What’s the newly launched Digital Free Trade Zone (DFTZ) all about and how is it important to the e-Commerce industry? SITEC breaks it down for you.

Key Takeaways

– Malaysia to become a regional hub and e-fulfillment centre for e-Commerce
– Has two key thrusts: Physical and Virtual
– Benefits SMEs, marketplaces and monobrands
– Alibaba Group to develop an e-Fulfillment Hub@KLIA
– Catcha Group to develop Satellite Hub @ KL Internet City in Bandar Malaysia
– Government side to ease and provide convenient government services
– Expected to generate over RM 7B worth of domestic and foreign investments
– Potential to boost Malaysia’s position in the global Digital Economy
– Promotes cross-border activities
– Potential to double nation’s e-Commerce growth
– Potential to raise national GDP to RM 211B by 2020
– Potential to generate 60,000 direct and indirect jobs by 2025

What ARE Free Trade Zones anyway?

Free-trade zones help to boost imports and exports by cutting down on the usual issues traders and businesses face, such as customs taxation, value added taxes, or goods and services taxes (GST).

In a free trade zone, goods that are physically kept in that area are not subjected to the usual taxations that involve customs or additional domestic taxes, thereby easing trade between countries as prohibitive issues such as costs are minimized.

But how exactly is this Digital Free Trade Zone special?

Firstly, the DFTZ is pretty much the world’s first free trade zone on a digital level – no other country has ever done something like this, so Malaysia is blazing trails!

Secondly, this trade zone is designed to specifically boost the growth of e-Commerce, which is itself a substantial part of the nascent multi-billion Digital Economy in the burgeoning digital economy region of Southeast Asia.
How it does this is to provide a welcoming and conducive environment for both local and regional e-commerce players to access markets outside of their domestic, further facilitating the movement of goods around SEA, through Malaysia as a key ‘port of call’ for trading and business done digitally.

Did you know? A predicts a massive US$ 200B digital economy in SEA by the year 2025, fuelled by the growth of a young regional population, growth of the internet and its services, growth of internet users, a rapidly growing middle class, and a lack of organised retail. Within the SEA region, the total first-hand eCommerce market is expected to reach ~US$ 88B by 2025; significantly outpacing the growth of offline retail (32% vs. 7% 10-year CAGR) with a potential to reach ~$120 billion.

So… What’s in this DFTZ?

The DFTZ consists of three main components that combine both physical and virtual zones. The physical zone comprises of the eFulfillment Hub and Satellite Services Hub while the virtual zone consists of the eServices Platform.

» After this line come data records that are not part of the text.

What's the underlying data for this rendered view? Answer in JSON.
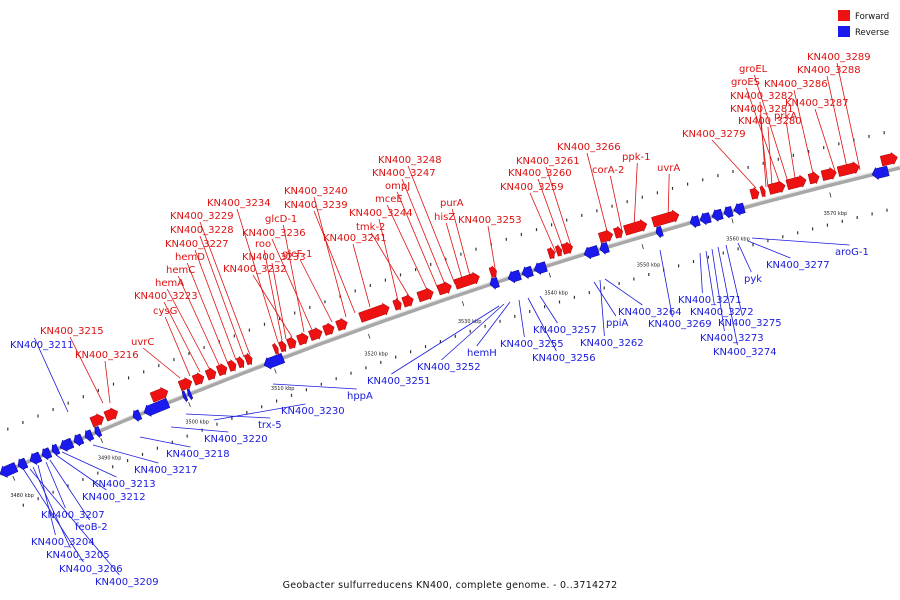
{
  "legend": {
    "items": [
      {
        "label": "Forward",
        "color": "#ee1111"
      },
      {
        "label": "Reverse",
        "color": "#1a1aee"
      }
    ]
  },
  "caption": "Geobacter sulfurreducens KN400, complete genome. - 0..3714272",
  "scale_labels": [
    "3480 kbp",
    "3490 kbp",
    "3500 kbp",
    "3510 kbp",
    "3520 kbp",
    "3530 kbp",
    "3540 kbp",
    "3550 kbp",
    "3560 kbp",
    "3570 kbp"
  ],
  "colors": {
    "forward": "#ee1111",
    "reverse": "#1a1aee",
    "backbone": "#aaaaaa"
  },
  "forward_labels": [
    "KN400_3215",
    "KN400_3216",
    "uvrC",
    "cysG",
    "KN400_3223",
    "hemA",
    "hemC",
    "hemD",
    "KN400_3227",
    "KN400_3228",
    "KN400_3229",
    "KN400_3234",
    "roo",
    "KN400_3233",
    "KN400_3232",
    "glcD-1",
    "KN400_3236",
    "glcF-1",
    "KN400_3240",
    "KN400_3239",
    "KN400_3241",
    "KN400_3244",
    "tmk-2",
    "mceE",
    "ompJ",
    "KN400_3247",
    "KN400_3248",
    "hisZ",
    "purA",
    "KN400_3253",
    "KN400_3259",
    "KN400_3260",
    "KN400_3261",
    "KN400_3266",
    "corA-2",
    "ppk-1",
    "uvrA",
    "KN400_3279",
    "prkA",
    "KN400_3280",
    "KN400_3281",
    "KN400_3282",
    "groES",
    "groEL",
    "KN400_3286",
    "KN400_3287",
    "KN400_3288",
    "KN400_3289"
  ],
  "reverse_labels": [
    "KN400_3211",
    "KN400_3213",
    "KN400_3212",
    "KN400_3207",
    "feoB-2",
    "KN400_3204",
    "KN400_3205",
    "KN400_3206",
    "KN400_3209",
    "KN400_3217",
    "KN400_3218",
    "KN400_3220",
    "trx-5",
    "KN400_3230",
    "hppA",
    "KN400_3251",
    "KN400_3252",
    "hemH",
    "KN400_3255",
    "KN400_3256",
    "KN400_3257",
    "ppiA",
    "KN400_3262",
    "KN400_3264",
    "KN400_3269",
    "KN400_3271",
    "KN400_3272",
    "KN400_3273",
    "KN400_3274",
    "KN400_3275",
    "pyk",
    "KN400_3277",
    "aroG-1"
  ]
}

The 17.5ha e-fulfillment hub by Alibaba Group, Cainiao, Lazada and POS Malaysia, located in KLIA should expedite the import and export process for e-traders around the region as it will be both a warehousing & fulfillment centre, as well as a centralised customs checkpoint. Some of the features incorporated include state of the art warehouses with sorting, shelving and pick-pack facilities; – LIU (Light Industrial Units) to allow for minor repair, assembly prior to shipping goods; a customs inspection & quarantine area; and facilities such as secure warehouses, temperature controlled storage and more. This phase is expected to be rolled out before the end 2017, with the formal launch of Alibaba’s facility at the end of 2019.


The other physical feature planned is the 500,000 sqft Satellite Service Hub in the Kuala Lumpur Internet City (KLIC). Based in Bandar Malaysia, it will be developed by Catcha Group with a GDV of approx US 1.1B.
Expected to be ready by 2019, some of the facilities include office and co-working spaces, O2O (offline to online) showrooms, MICE facilities, eco-friendly buildings and other community-centric amenities.
Virtual services supports movement of goods within DFTZ by offering integrated, streamlined and efficient services for DFTZ users.

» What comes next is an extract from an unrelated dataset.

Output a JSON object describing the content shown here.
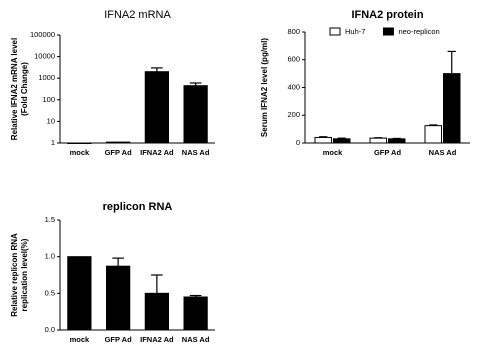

The development of the virtual thrust includes the establishment of a unified government services platform, with integrated digital eServices platforms to access leading global service providers. Global logistics and fulfillment service providers will also be there to further provide convenient services for users.

Other Important Info

Readers should also note that the taxation cap on goods traded via e-commerce has been increased to RM 1,200, up from the previous RM 500, but only if it is in the DFTZ, which should suitably entice more cross-border importation activity.

The Alibaba OneTouch e-services platform is a huge boon for players as well as it allows users in the DFTZ to be directly connected to Alibaba’s HQ in Hangzhou.

The OneTouch platform digitizes various logistics and operational procedures such as customs clearances, finance and forex, allowing traders to better focus resources on marketing and selling instead of the day to day drudgery of operations.